The pilE gene also undergoes high-frequency diversification through gene conversion. Pilin antigenic variation — a mechanism used by bacteria to evade the immune system by changing their Type IV proteins — can result in piliated, underpiliated, or nonpiliated cells, which affects how well the bacteria can evade the immune system.  

“This diversity generation system can change the protein that makes up this fiber on the cell surface or can change its level of expression to lower or to none at all, and we think that’s part of this complex program. What we also know is that in the laboratory, when you lose expression of the pilus, the bacteria grow faster,” said Seifert, who is also a professor of Microbiology-Immunology.  

In the current study, investigators analyzed more than 15,000 N. gonorrhoeae genomic sequences in an open-access whole-genome database to characterize pilE and pilS gene diversity. The scientists then developed an in-silico PCR assay and used other bioinformatics techniques to characterize pilin loci.   
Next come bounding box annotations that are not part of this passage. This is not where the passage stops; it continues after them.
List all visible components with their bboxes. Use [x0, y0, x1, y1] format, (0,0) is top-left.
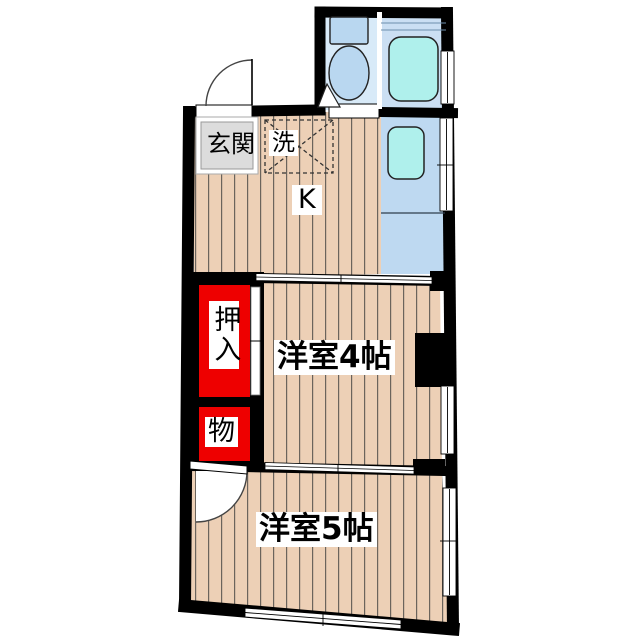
bath-partition: [377, 12, 382, 109]
entrance-door: [196, 59, 252, 118]
laundry-label: 洗: [269, 130, 298, 156]
floor-plan: 玄関 洗 K 押入 物 洋室4帖 洋室5帖: [0, 0, 640, 640]
entrance-label: 玄関: [204, 131, 258, 158]
kitchen-sink: [388, 127, 424, 179]
bathtub: [389, 37, 438, 101]
closet-fusuma-door: [250, 287, 262, 395]
closet-label: 押入: [209, 301, 239, 369]
room5-label: 洋室5帖: [256, 512, 377, 547]
wall-junction-right-upper: [430, 271, 453, 291]
storage-label: 物: [205, 417, 238, 447]
kitchen-label: K: [292, 185, 322, 215]
wall-junction-right-lower: [413, 459, 445, 474]
room4-label: 洋室4帖: [274, 340, 395, 375]
pillar: [415, 333, 453, 387]
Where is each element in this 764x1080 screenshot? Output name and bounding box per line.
From this analysis, the scientists found that approximately half of the genomic sequences contained a pilE gene, despite all genomes having other Type IV pilus genes. 

“The most surprising finding was that half of the genomes had actually deleted the pilE gene, and that is an irreversible modification. For the other half, most of them wouldn’t produce a pilus but would be able to revert back to normal, and those are more predictable of what you would find,” Seifert said.  

The findings demonstrate that all N. gonorrhoeae strains contain the genes necessary for pilus expression; however, because most isolates are piliated when isolated, the authors suggest that these samples were in vitro-derived variants based on the amount of irreversible, non-piliated pilE deletions.  

The findings also underscore the variability of pilin loci and raise questions about how this genomic data should be interpreted in future studies, Seifert said.  

“The clinical labs that isolate the bacteria and the laboratories that then determine the genomic sequence should, in this case, pay attention to whether they retain piliation or not,” Seifert said.  

Iryna Boiko, MD, PhD, a postdoctoral fellow in the Department of Microbiology-Immunology, and Selma Metaane, PharmD, PhD, a postdoctoral fellow in the Department of Microbiology-Immunology, were co-lead authors of the study.  

This work was supported by National Institutes of Health grants R37AI033493 and R01AI146073.